Polska jest zgazyfikowana w 65 proc.
Polska Spółka Gazownictwa otrzymała kolejne unijne dofinansowanie na budowę blisko 50 km gazociągów. Tym razem przyznano jej 30,3 mln zł na projekt, którego całkowita wartość wynosi ok. 83 mln zł. Przedstawiciele PGNiG informują, że zgazyfikowane jest obecnie 65 proc. kraju. Trwają dalsze prace nad rozbudową sieci gazowej.
Otrzymane ostatnio wsparcie dotyczy budowy gazociągu Witnica-Gorzów Wielkopolski i sieci gazowej w Kostrzynie nad Odrą.
PSG jest największym beneficjentem środków unijnych w segmencie dystrybucji gazu. Dotychczas firma podpisała 48 umów na dofinansowanie projektów inwestycyjnych. Jego wartość wyniosła 436 mln zł, przy czym wartość całkowita projektów, które uzyskały wsparcie, to 1,29 mld zł. Inwestycje te obejmują budowę i modernizację gazociągów o łącznej długości 1732 km.

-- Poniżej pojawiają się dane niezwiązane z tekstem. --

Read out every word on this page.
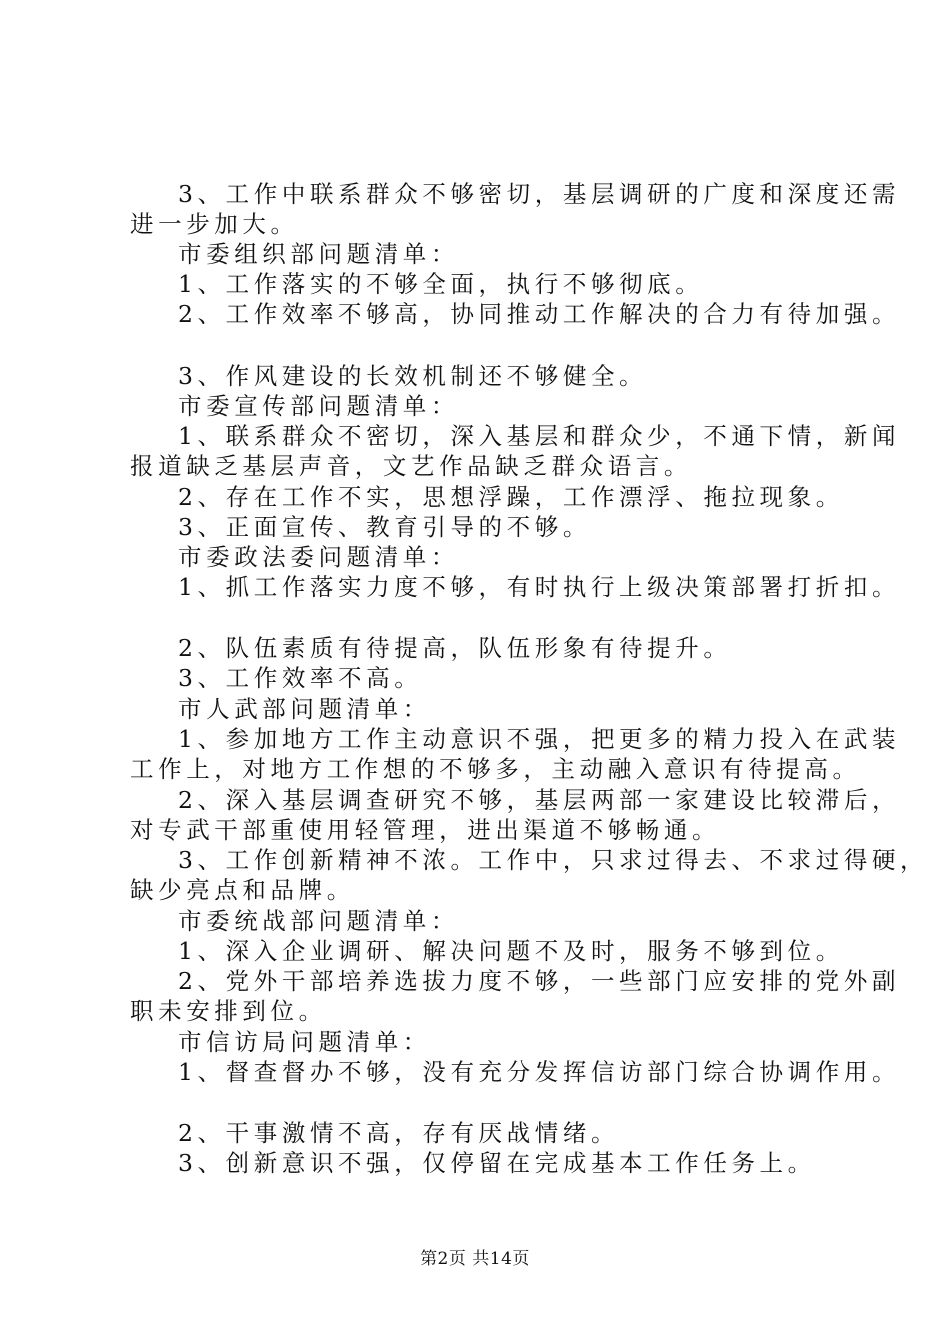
3、工作中联系群众不够密切，基层调研的广度和深度还需
进一步加大。
市委组织部问题清单：
1、工作落实的不够全面，执行不够彻底。
2、工作效率不够高，协同推动工作解决的合力有待加强。
3、作风建设的长效机制还不够健全。
市委宣传部问题清单：
1、联系群众不密切，深入基层和群众少，不通下情，新闻
报道缺乏基层声音，文艺作品缺乏群众语言。
2、存在工作不实，思想浮躁，工作漂浮、拖拉现象。
3、正面宣传、教育引导的不够。
市委政法委问题清单：
1、抓工作落实力度不够，有时执行上级决策部署打折扣。
2、队伍素质有待提高，队伍形象有待提升。
3、工作效率不高。
市人武部问题清单：
1、参加地方工作主动意识不强，把更多的精力投入在武装
工作上，对地方工作想的不够多，主动融入意识有待提高。
2、深入基层调查研究不够，基层两部一家建设比较滞后，
对专武干部重使用轻管理，进出渠道不够畅通。
3、工作创新精神不浓。工作中，只求过得去、不求过得硬，
缺少亮点和品牌。
市委统战部问题清单：
1、深入企业调研、解决问题不及时，服务不够到位。
2、党外干部培养选拔力度不够，一些部门应安排的党外副
职未安排到位。
市信访局问题清单：
1、督查督办不够，没有充分发挥信访部门综合协调作用。
2、干事激情不高，存有厌战情绪。
3、创新意识不强，仅停留在完成基本工作任务上。
第2页 共14页
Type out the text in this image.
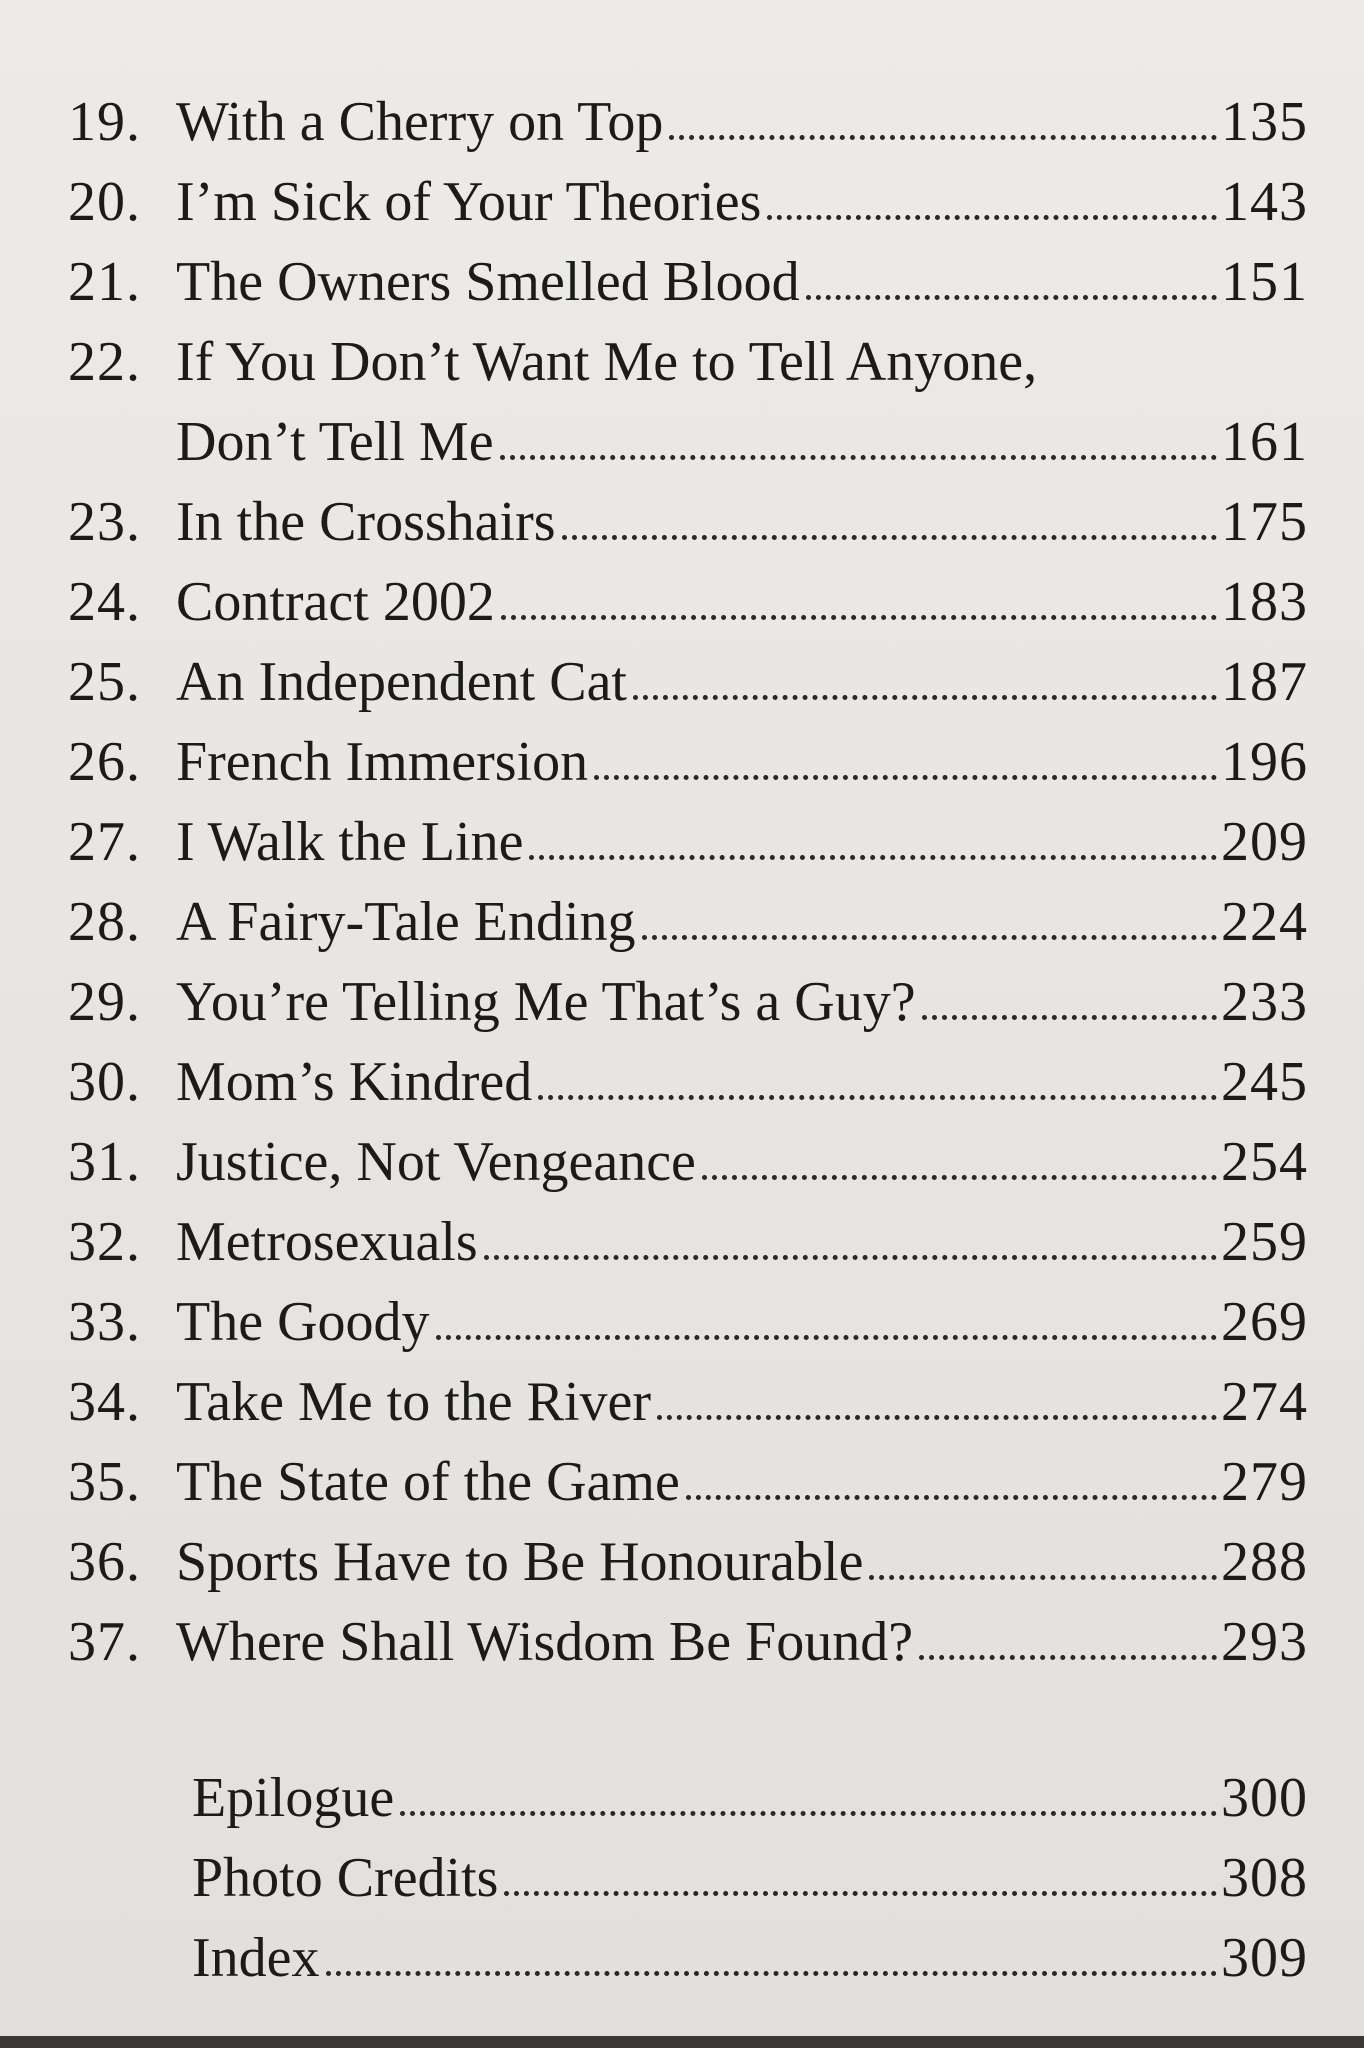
19. With a Cherry on Top	135
20. I’m Sick of Your Theories	143
21. The Owners Smelled Blood	151
22. If You Don’t Want Me to Tell Anyone,
Don’t Tell Me	161
23. In the Crosshairs	175
24. Contract 2002	183
25. An Independent Cat	187
26. French Immersion	196
27. I Walk the Line	209
28. A Fairy-Tale Ending	224
29. You’re Telling Me That’s a Guy?	233
30. Mom’s Kindred	245
31. Justice, Not Vengeance	254
32. Metrosexuals	259
33. The Goody	269
34. Take Me to the River	274
35. The State of the Game	279
36. Sports Have to Be Honourable	288
37. Where Shall Wisdom Be Found?	293
Epilogue	300
Photo Credits	308
Index	309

Grzegorz Puda, wiceminister w resorcie funduszy i polityki regionalnej, podkreślił, że gaz jest pomostem między węglem a odnawialnymi źródłami energii. - Gaz jest paliwem czystym, ogranicza emisję o 60 proc. - mówił podczas piątkowego briefingu.
Jak informuje prezes PGNiG Jerzy Kwieciński, obecnie prawie 65 proc. kraju jest zgazyfikowana.
- Cały czas prowadzimy inwestycje, zwiększając poziom dostępu do gazu. W ostatnim czasie udało nam się zgazyfikować kolejnych 120 gmin. W skali kraju 1608 gmin ma dostęp do paliwa gazowego - powiedział Ireneusz Krupa, prezes Polskiej Spółki Gazownictwa.
Poza rozbudową sieci dystrybucyjnej i przyłączaniem do niej kolejnych gmin spółka wykorzystuje też rozwiązanie przejściowe - budowę stacji regazyfikacji LNG w regionach, gdzie nie ma możliwości budowy pełnej tradycyjnej sieci w pierwszym okresie.
- Planujemy budowę kilkudziesięciu takich stacji w najbliższym czasie, zanim dojdziemy potem do tych miejsc z gazociągami - mówi Krupa.
Kwieciński podkreślił, że inwestycje są realizowane mimo pandemii koronawirusa. - Radzimy sobie dobrze z inwestycjami. One będą teraz bardzo potrzebne dla polskiej gospodarki, by uporać się z kryzysem. Poza tym wpisują się w politykę zielonego ładu Unii Europejskiej - ocenia prezes PGNiG.